04 October 2012

Rejection

It was a timely topic this past Sunday at church. I had just been talking with a friend about rejection and some of the emotions that come with it, how they can still surface so many years later as if it had just happened. Everyone has been rejected at some point and I could relate all too well with our Sunday sermon topic.

A few years back I had a prayer dinner for Liam before heading off on one of our 3 week long trips for oxygen treatments. I invited only a few couples and kept it close and intimate on purpose. These were people we were close to, felt comfortable sharing intimate prayers with and knew they cared about and loved Liam like we did.
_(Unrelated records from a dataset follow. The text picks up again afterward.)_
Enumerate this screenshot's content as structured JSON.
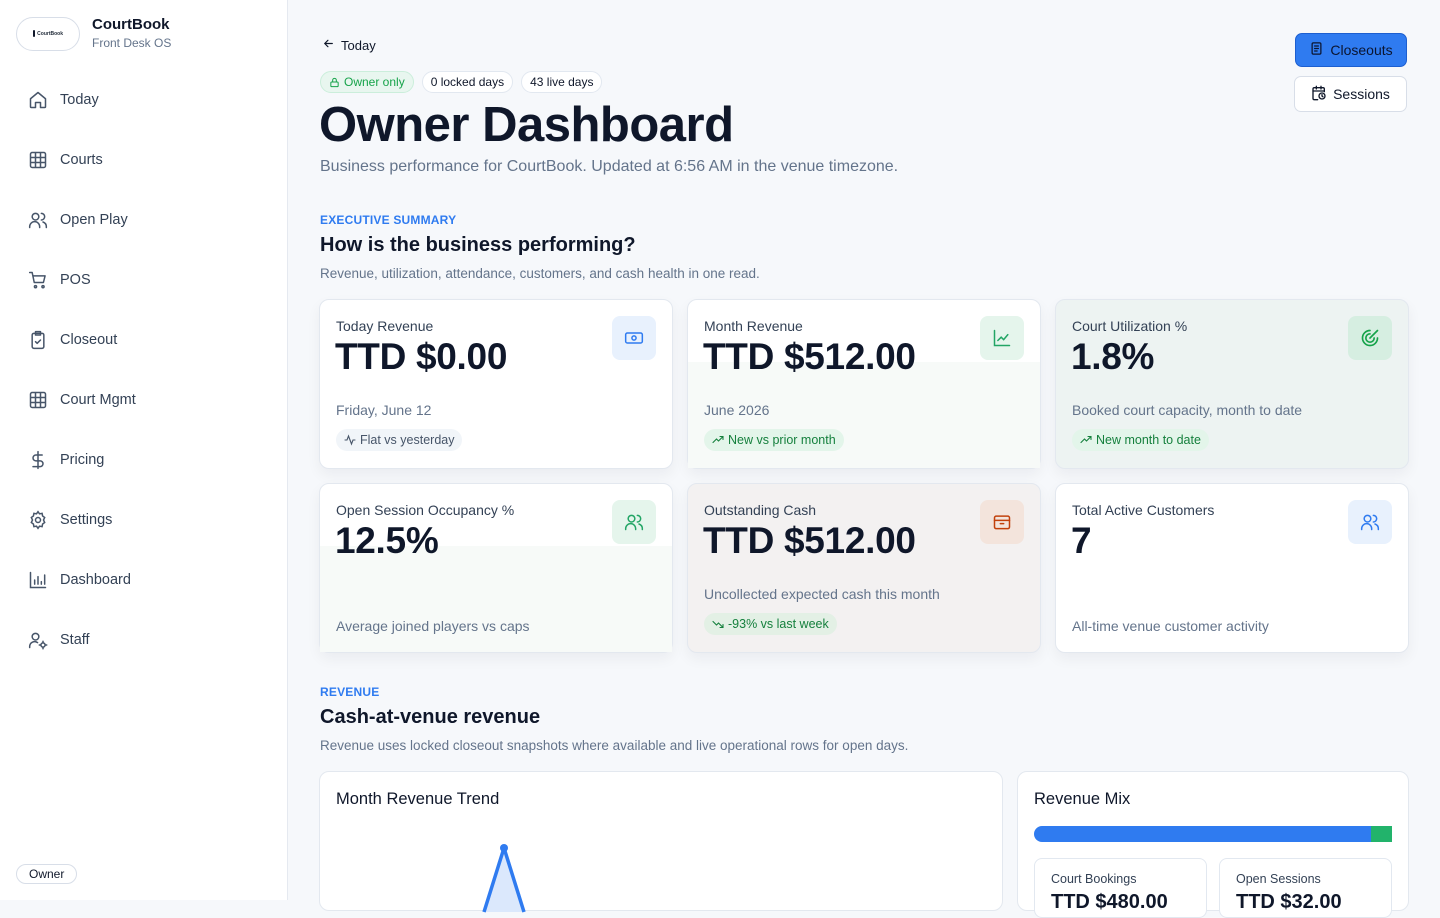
{
  "brand": {
    "logo_text": "CourtBook",
    "name": "CourtBook",
    "subtitle": "Front Desk OS"
  },
  "sidebar": {
    "items": [
      {
        "label": "Today",
        "icon": "home-icon"
      },
      {
        "label": "Courts",
        "icon": "grid-icon"
      },
      {
        "label": "Open Play",
        "icon": "users-icon"
      },
      {
        "label": "POS",
        "icon": "cart-icon"
      },
      {
        "label": "Closeout",
        "icon": "clipboard-check-icon"
      },
      {
        "label": "Court Mgmt",
        "icon": "grid-icon"
      },
      {
        "label": "Pricing",
        "icon": "dollar-icon"
      },
      {
        "label": "Settings",
        "icon": "gear-icon"
      },
      {
        "label": "Dashboard",
        "icon": "bar-chart-icon"
      },
      {
        "label": "Staff",
        "icon": "user-cog-icon"
      }
    ],
    "role": "Owner"
  },
  "header": {
    "back_label": "Today",
    "pills": {
      "owner": "Owner only",
      "locked": "0 locked days",
      "live": "43 live days"
    },
    "title": "Owner Dashboard",
    "subtitle": "Business performance for CourtBook. Updated at 6:56 AM in the venue timezone.",
    "closeouts_button": "Closeouts",
    "sessions_button": "Sessions"
  },
  "summary": {
    "eyebrow": "EXECUTIVE SUMMARY",
    "title": "How is the business performing?",
    "subtitle": "Revenue, utilization, attendance, customers, and cash health in one read.",
    "cards": [
      {
        "label": "Today Revenue",
        "value": "TTD $0.00",
        "sub": "Friday, June 12",
        "trend": "Flat vs yesterday",
        "icon": "cash-icon"
      },
      {
        "label": "Month Revenue",
        "value": "TTD $512.00",
        "sub": "June 2026",
        "trend": "New vs prior month",
        "icon": "line-chart-icon"
      },
      {
        "label": "Court Utilization %",
        "value": "1.8%",
        "sub": "Booked court capacity, month to date",
        "trend": "New month to date",
        "icon": "target-icon"
      },
      {
        "label": "Open Session Occupancy %",
        "value": "12.5%",
        "sub": "Average joined players vs caps",
        "icon": "users-icon"
      },
      {
        "label": "Outstanding Cash",
        "value": "TTD $512.00",
        "sub": "Uncollected expected cash this month",
        "trend": "-93% vs last week",
        "icon": "wallet-icon"
      },
      {
        "label": "Total Active Customers",
        "value": "7",
        "sub": "All-time venue customer activity",
        "icon": "users-icon"
      }
    ]
  },
  "revenue": {
    "eyebrow": "REVENUE",
    "title": "Cash-at-venue revenue",
    "subtitle": "Revenue uses locked closeout snapshots where available and live operational rows for open days.",
    "trend_title": "Month Revenue Trend",
    "mix_title": "Revenue Mix",
    "mix": {
      "court_bookings_label": "Court Bookings",
      "court_bookings_value": "TTD $480.00",
      "open_sessions_label": "Open Sessions",
      "open_sessions_value": "TTD $32.00",
      "open_sessions_share": 0.06
    }
  },
  "colors": {
    "accent": "#2f7bf0",
    "success": "#22b36b",
    "muted": "#64748b"
  }
}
However, before the evening was over, one of the couples left. Something happened that made them feel the need to leave our home right away. They didn't explain why they were leaving. They just said they needed to go and left. I was confused, worried, and at a loss as to what was going on. They didn't even stick around to pray with us over Liam. I was so hurt. I had called them friends and they had left us. I have not had a relationship with them since. Nor have I ever been given an explanation why. They just disappeared.

I was reminded Sunday that we are never to allow our significance to be placed in the hands of men. We should never expect to get our validation from others. Jesus suffered the ultimate rejection. He knew the pain of rejection from close friends. He was betrayed. All of his disciples left him. Peter cursingly denied him.

It brings comfort to know that Jesus felt the same things we feel. He was rejected too. He understands.

But he experienced the greatest of all rejections. He was rejected over and over. He was spit on. He was hit. He was flogged. He was stabbed. He was mocked. He was crucified.

Thinking over this Sunday's sermon I was reminded God has placed every circumstance in my life to mold me and shape me into the character he wants me to have. His perfect plan allowed for the rejection I experienced in that friendship. Not to define me but to refine me.